The test file performs the analysis. The first tab has the original data from each GCM run during the test period. The second tab adds in the average and trend model predictions. The third contains the monthly offsets for each GCM run and the fourth applies the offsets. The fifth and sixth calculate the absolute and squared errors. The seventh and eighth show the leaderboard for the absolute and squared measurements with the average and trend models highlighted in yellow and green.

**Final Thoughts**

- Assuming I have not made any serious conceptual or computational errors, it does not appear that the generation of GCMs from the early 2010s does a very good job of predicting temperatures on a 15-year time horizon.

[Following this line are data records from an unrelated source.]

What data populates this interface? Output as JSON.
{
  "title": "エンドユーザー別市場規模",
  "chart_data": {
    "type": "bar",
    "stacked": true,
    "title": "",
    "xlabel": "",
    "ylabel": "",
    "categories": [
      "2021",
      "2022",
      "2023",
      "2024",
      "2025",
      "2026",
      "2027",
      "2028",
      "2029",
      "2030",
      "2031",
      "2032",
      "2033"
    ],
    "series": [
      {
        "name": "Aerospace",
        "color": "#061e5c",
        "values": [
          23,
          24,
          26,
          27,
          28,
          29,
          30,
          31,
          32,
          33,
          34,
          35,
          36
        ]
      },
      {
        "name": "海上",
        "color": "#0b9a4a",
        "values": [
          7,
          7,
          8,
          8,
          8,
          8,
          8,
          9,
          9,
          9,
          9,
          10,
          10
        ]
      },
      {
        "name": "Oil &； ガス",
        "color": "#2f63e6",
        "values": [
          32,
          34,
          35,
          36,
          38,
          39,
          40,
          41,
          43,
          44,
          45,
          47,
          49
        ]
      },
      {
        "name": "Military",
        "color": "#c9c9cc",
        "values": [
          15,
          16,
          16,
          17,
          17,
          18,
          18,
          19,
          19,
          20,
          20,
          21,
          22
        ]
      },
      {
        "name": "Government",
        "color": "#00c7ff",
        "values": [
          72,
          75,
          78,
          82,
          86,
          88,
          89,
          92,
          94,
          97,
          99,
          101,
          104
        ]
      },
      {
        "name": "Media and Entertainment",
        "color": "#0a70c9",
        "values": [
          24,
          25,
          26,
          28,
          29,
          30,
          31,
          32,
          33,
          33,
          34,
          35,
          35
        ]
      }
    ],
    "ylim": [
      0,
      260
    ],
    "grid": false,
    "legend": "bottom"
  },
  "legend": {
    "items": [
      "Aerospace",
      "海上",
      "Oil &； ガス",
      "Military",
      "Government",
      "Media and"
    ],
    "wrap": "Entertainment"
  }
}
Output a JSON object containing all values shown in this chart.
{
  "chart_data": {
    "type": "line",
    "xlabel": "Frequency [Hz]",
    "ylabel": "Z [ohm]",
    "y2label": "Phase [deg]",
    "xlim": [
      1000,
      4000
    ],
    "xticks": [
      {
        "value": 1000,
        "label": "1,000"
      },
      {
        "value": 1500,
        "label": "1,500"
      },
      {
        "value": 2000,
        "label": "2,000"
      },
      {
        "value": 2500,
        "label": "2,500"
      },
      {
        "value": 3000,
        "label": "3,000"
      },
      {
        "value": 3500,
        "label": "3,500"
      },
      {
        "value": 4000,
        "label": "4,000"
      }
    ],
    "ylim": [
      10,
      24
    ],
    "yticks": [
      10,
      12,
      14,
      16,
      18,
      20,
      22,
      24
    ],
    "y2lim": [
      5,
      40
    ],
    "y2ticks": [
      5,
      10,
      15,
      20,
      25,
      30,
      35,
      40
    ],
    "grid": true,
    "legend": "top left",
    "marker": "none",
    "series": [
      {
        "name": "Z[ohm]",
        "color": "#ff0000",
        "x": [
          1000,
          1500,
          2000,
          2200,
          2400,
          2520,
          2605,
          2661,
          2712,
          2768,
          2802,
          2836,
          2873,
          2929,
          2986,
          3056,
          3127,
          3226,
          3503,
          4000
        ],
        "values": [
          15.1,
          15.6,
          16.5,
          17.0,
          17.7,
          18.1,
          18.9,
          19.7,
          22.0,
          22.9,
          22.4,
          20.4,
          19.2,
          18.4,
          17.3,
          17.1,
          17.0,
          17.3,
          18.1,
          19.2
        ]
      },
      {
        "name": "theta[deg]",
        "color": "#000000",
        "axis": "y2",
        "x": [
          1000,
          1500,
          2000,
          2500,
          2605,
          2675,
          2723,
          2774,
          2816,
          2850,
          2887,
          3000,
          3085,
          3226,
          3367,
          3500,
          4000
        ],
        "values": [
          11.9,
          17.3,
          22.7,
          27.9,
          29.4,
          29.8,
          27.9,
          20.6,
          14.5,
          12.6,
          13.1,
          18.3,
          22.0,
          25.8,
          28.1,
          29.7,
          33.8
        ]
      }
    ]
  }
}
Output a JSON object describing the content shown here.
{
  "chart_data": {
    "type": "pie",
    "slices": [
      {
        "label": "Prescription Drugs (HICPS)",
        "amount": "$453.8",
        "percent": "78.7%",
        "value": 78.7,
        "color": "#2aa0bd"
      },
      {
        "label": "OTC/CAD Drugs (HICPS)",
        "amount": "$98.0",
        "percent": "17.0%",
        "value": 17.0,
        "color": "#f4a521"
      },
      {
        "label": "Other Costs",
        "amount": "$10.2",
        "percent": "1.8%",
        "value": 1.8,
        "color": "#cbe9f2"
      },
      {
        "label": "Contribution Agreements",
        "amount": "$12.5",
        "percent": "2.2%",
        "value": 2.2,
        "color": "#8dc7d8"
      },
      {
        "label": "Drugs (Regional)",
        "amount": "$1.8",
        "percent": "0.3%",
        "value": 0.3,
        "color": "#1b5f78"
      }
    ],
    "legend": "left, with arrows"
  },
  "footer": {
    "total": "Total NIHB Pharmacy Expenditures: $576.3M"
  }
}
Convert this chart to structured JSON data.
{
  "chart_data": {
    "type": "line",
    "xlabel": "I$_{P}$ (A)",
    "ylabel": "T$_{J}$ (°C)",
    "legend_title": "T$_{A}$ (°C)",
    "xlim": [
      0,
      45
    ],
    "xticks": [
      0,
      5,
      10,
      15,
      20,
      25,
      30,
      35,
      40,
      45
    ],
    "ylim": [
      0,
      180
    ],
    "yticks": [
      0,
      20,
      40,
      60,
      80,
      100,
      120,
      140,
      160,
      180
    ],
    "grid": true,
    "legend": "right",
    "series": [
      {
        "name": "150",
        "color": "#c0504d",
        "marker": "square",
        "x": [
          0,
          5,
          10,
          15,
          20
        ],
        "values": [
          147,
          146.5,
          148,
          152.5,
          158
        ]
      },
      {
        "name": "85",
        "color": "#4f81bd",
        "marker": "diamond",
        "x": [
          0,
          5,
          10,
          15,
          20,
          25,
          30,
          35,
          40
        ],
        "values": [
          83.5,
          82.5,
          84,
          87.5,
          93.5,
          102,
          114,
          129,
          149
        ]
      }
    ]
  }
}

- Moreover, these models systematically predict temperatures that are too high.
- I am modestly confident that I have not made any serious conceptual errors.
- I am pretty sure that I have made computational errors somewhere. I am only somewhat confident that these are not serious enough to affect the main conclusion.
- Regardless of my conceptual or computational errors in this specific analysis, I think this methodology is worth pursuing. If our policy choices now depend on our beliefs about the amount of future warming caused by human CO2 emissions, we should apply our best knowledge of how to build predictive models to climate modeling.
- I strongly suspect that if top scientists from statistical and machine learning collaborated with top scientists from climate modeling, we would see a substantial improvement in the ability of GCMs to make skillful predictions.